The Role of Communication Technology in Patient-Physician Relationships: Technology Violating Immediacy Expectations

Faculty Mentor(s)

Professor Rebecca DeVries, Hope College

Document Type

Poster

Publication Date

4-15-2011

Abstract

Ongoing research indicates that there are numerous benefits to patient-centered care (Beck & Gordon, 2010). Patient-centered care involves physicians treating patients as co-experts in their own health care (Epstien, Franks, Fiscella, Shields, Meldrum, Kravits, & Duberstein, 2005). Much of the communication involved in satisfying patient-centered care, among other factors, relies heavily on a physician’s ability to create nonverbal immediacy with a patient (Wanzer, Booth-Butterfield, & Gruber, 2004). Since nonverbal immediacy is built through smooth, open, and warm interpersonal behaviors (Richmond, Smith, Heisel, & McCroskey, 2001), the introduction of communication technology during a medical examination has the potential to affect behaviors, thus affecting the interaction. To test this, a 2 X 2 factorial design is utilized looking at the interactions between high or low nonverbal immediacy behaviors and the presence or absence of communication technology in a standard medical examination. Participants are randomly assigned to one of the four conditions for this internet video experiment.

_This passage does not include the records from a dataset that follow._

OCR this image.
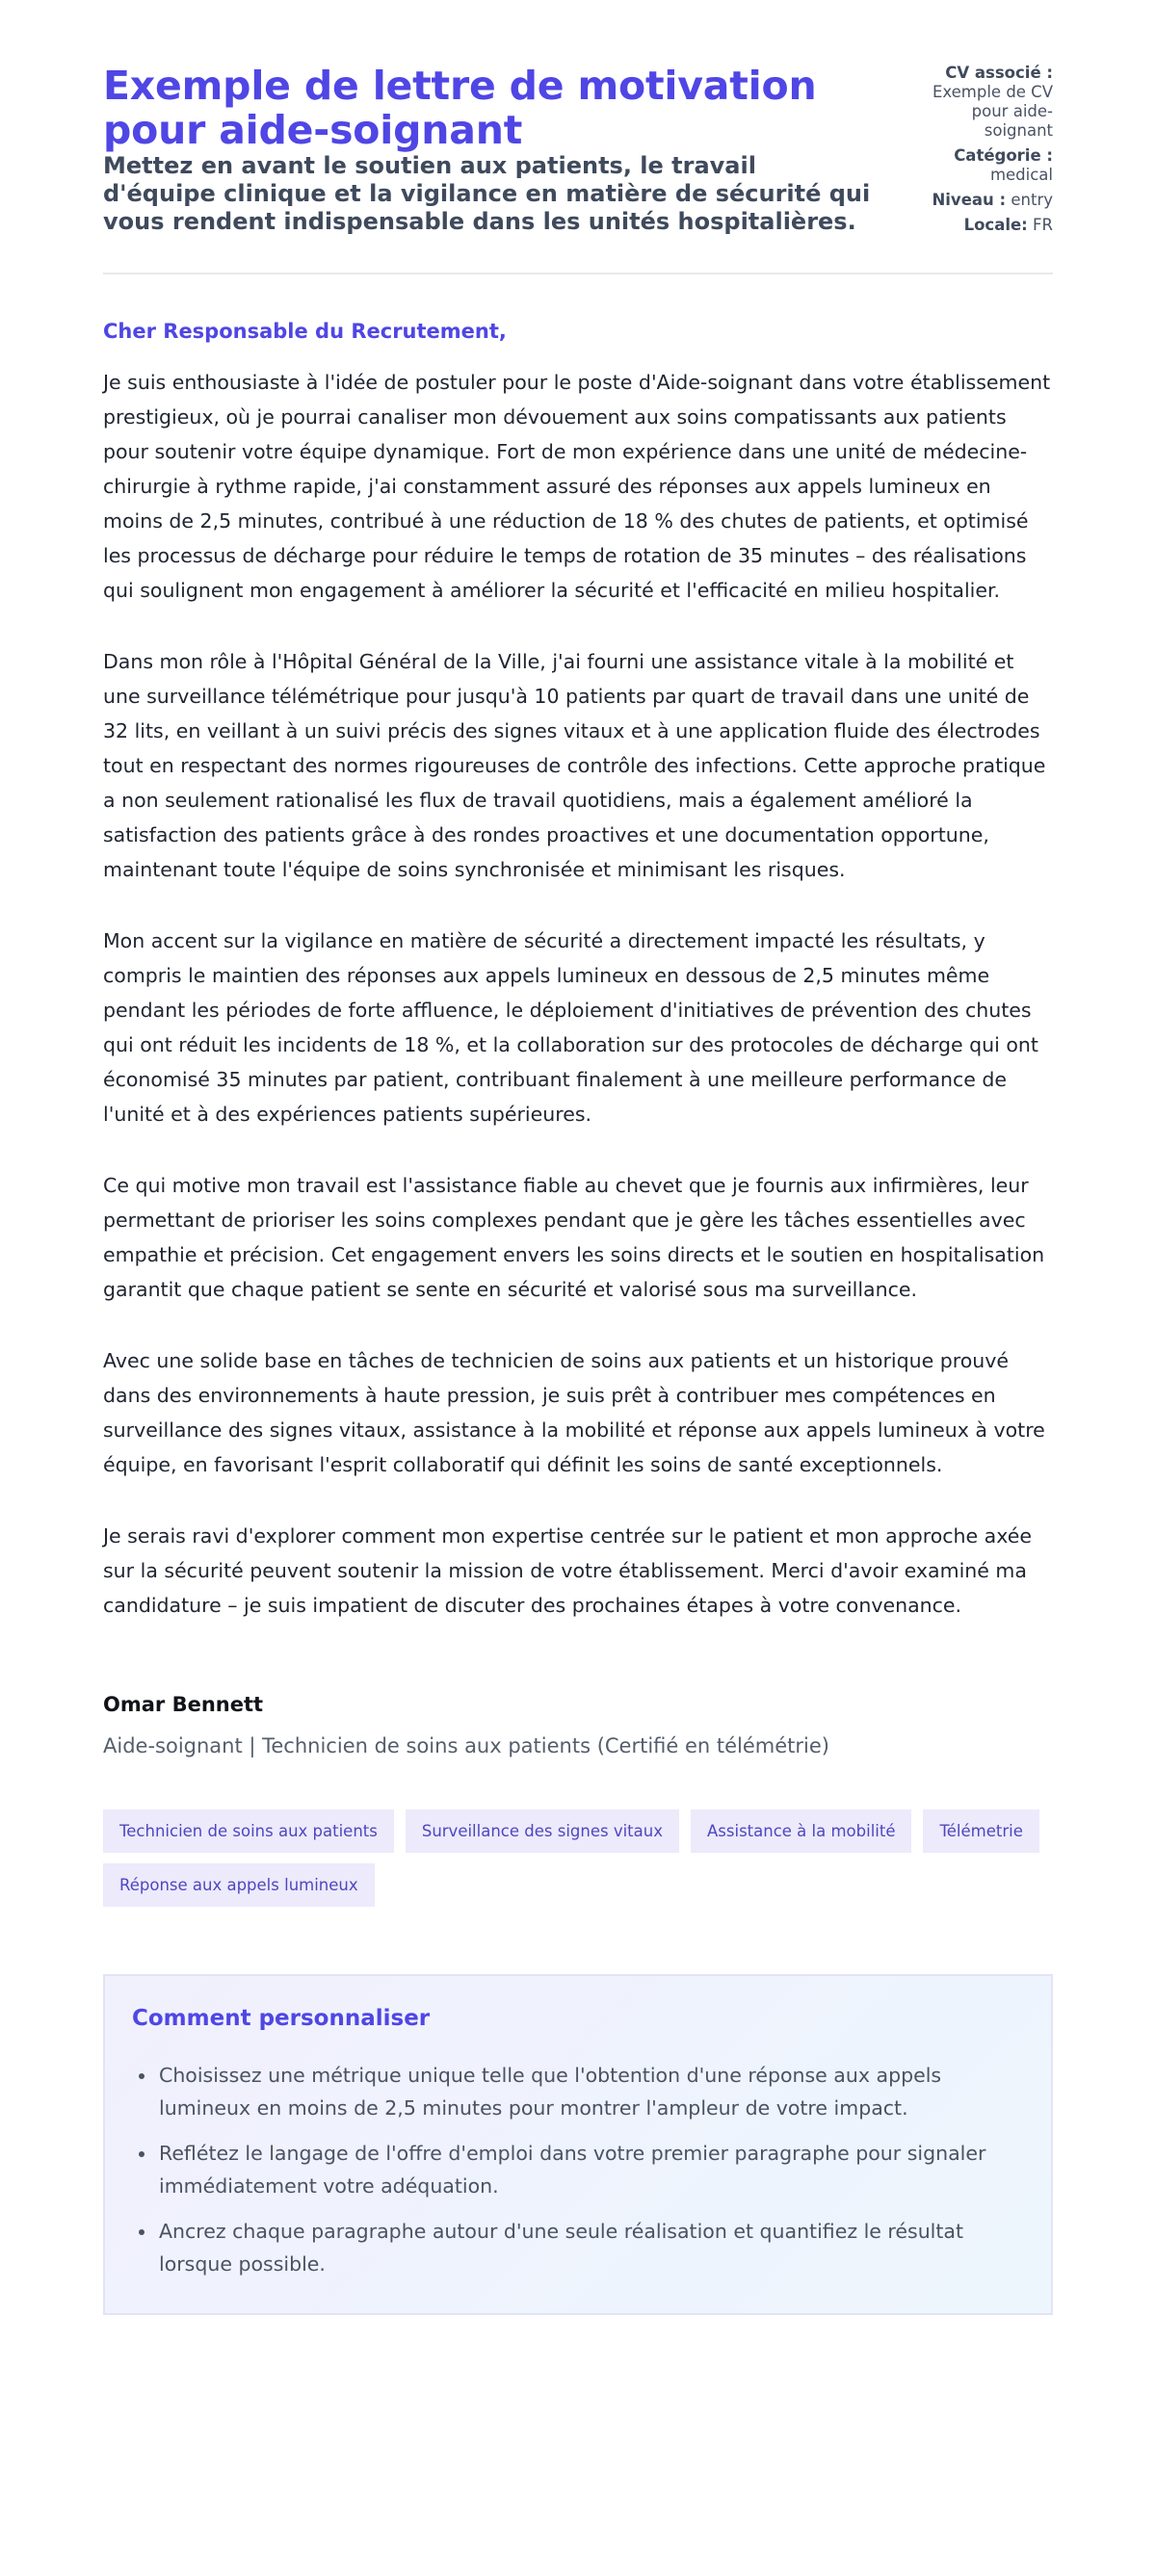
Exemple de lettre de motivation pour aide-soignant
Mettez en avant le soutien aux patients, le travail d'équipe clinique et la vigilance en matière de sécurité qui vous rendent indispensable dans les unités hospitalières.
CV associé : Exemple de CV pour aide-soignant
Catégorie : medical
Niveau : entry
Locale: FR

Cher Responsable du Recrutement,

Je suis enthousiaste à l'idée de postuler pour le poste d'Aide-soignant dans votre établissement prestigieux, où je pourrai canaliser mon dévouement aux soins compatissants aux patients pour soutenir votre équipe dynamique. Fort de mon expérience dans une unité de médecine-chirurgie à rythme rapide, j'ai constamment assuré des réponses aux appels lumineux en moins de 2,5 minutes, contribué à une réduction de 18 % des chutes de patients, et optimisé les processus de décharge pour réduire le temps de rotation de 35 minutes – des réalisations qui soulignent mon engagement à améliorer la sécurité et l'efficacité en milieu hospitalier.

Dans mon rôle à l'Hôpital Général de la Ville, j'ai fourni une assistance vitale à la mobilité et une surveillance télémétrique pour jusqu'à 10 patients par quart de travail dans une unité de 32 lits, en veillant à un suivi précis des signes vitaux et à une application fluide des électrodes tout en respectant des normes rigoureuses de contrôle des infections. Cette approche pratique a non seulement rationalisé les flux de travail quotidiens, mais a également amélioré la satisfaction des patients grâce à des rondes proactives et une documentation opportune, maintenant toute l'équipe de soins synchronisée et minimisant les risques.

Mon accent sur la vigilance en matière de sécurité a directement impacté les résultats, y compris le maintien des réponses aux appels lumineux en dessous de 2,5 minutes même pendant les périodes de forte affluence, le déploiement d'initiatives de prévention des chutes qui ont réduit les incidents de 18 %, et la collaboration sur des protocoles de décharge qui ont économisé 35 minutes par patient, contribuant finalement à une meilleure performance de l'unité et à des expériences patients supérieures.

Ce qui motive mon travail est l'assistance fiable au chevet que je fournis aux infirmières, leur permettant de prioriser les soins complexes pendant que je gère les tâches essentielles avec empathie et précision. Cet engagement envers les soins directs et le soutien en hospitalisation garantit que chaque patient se sente en sécurité et valorisé sous ma surveillance.

Avec une solide base en tâches de technicien de soins aux patients et un historique prouvé dans des environnements à haute pression, je suis prêt à contribuer mes compétences en surveillance des signes vitaux, assistance à la mobilité et réponse aux appels lumineux à votre équipe, en favorisant l'esprit collaboratif qui définit les soins de santé exceptionnels.

Je serais ravi d'explorer comment mon expertise centrée sur le patient et mon approche axée sur la sécurité peuvent soutenir la mission de votre établissement. Merci d'avoir examiné ma candidature – je suis impatient de discuter des prochaines étapes à votre convenance.

Omar Bennett
Aide-soignant | Technicien de soins aux patients (Certifié en télémétrie)
Technicien de soins aux patients	Surveillance des signes vitaux	Assistance à la mobilité	Télémetrie
Réponse aux appels lumineux
Comment personnaliser
• Choisissez une métrique unique telle que l'obtention d'une réponse aux appels lumineux en moins de 2,5 minutes pour montrer l'ampleur de votre impact.
• Reflétez le langage de l'offre d'emploi dans votre premier paragraphe pour signaler immédiatement votre adéquation.
• Ancrez chaque paragraphe autour d'une seule réalisation et quantifiez le résultat lorsque possible.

After viewing the video, participants are asked to complete a survey that measures beliefs about patient-centered communication, participants' technological readiness, and overall satisfaction with perceived care. Depending on how technologically ready the participants are and whether or not they buy into a collaborative mindset for patient-physician interactions, they will evaluate the physician's use of communication technology (in this case, a computerized tablet) as enhancing or minimizing patient-centered communication and overall satisfaction. According to Roger's model of Diffusion of Innovation (1995) and Burgoon's Expectancy Violation Theory (1993), this study predicts that participants who are early-adopters of technology and believe in a collaborative (patient-centered) interaction will evaluate the non-seamless (low nonverbal immediacy) use of communication technology during the patient-physician interaction as a violation of their expectations, therefore lowering the participants' level of satisfaction with perceived care.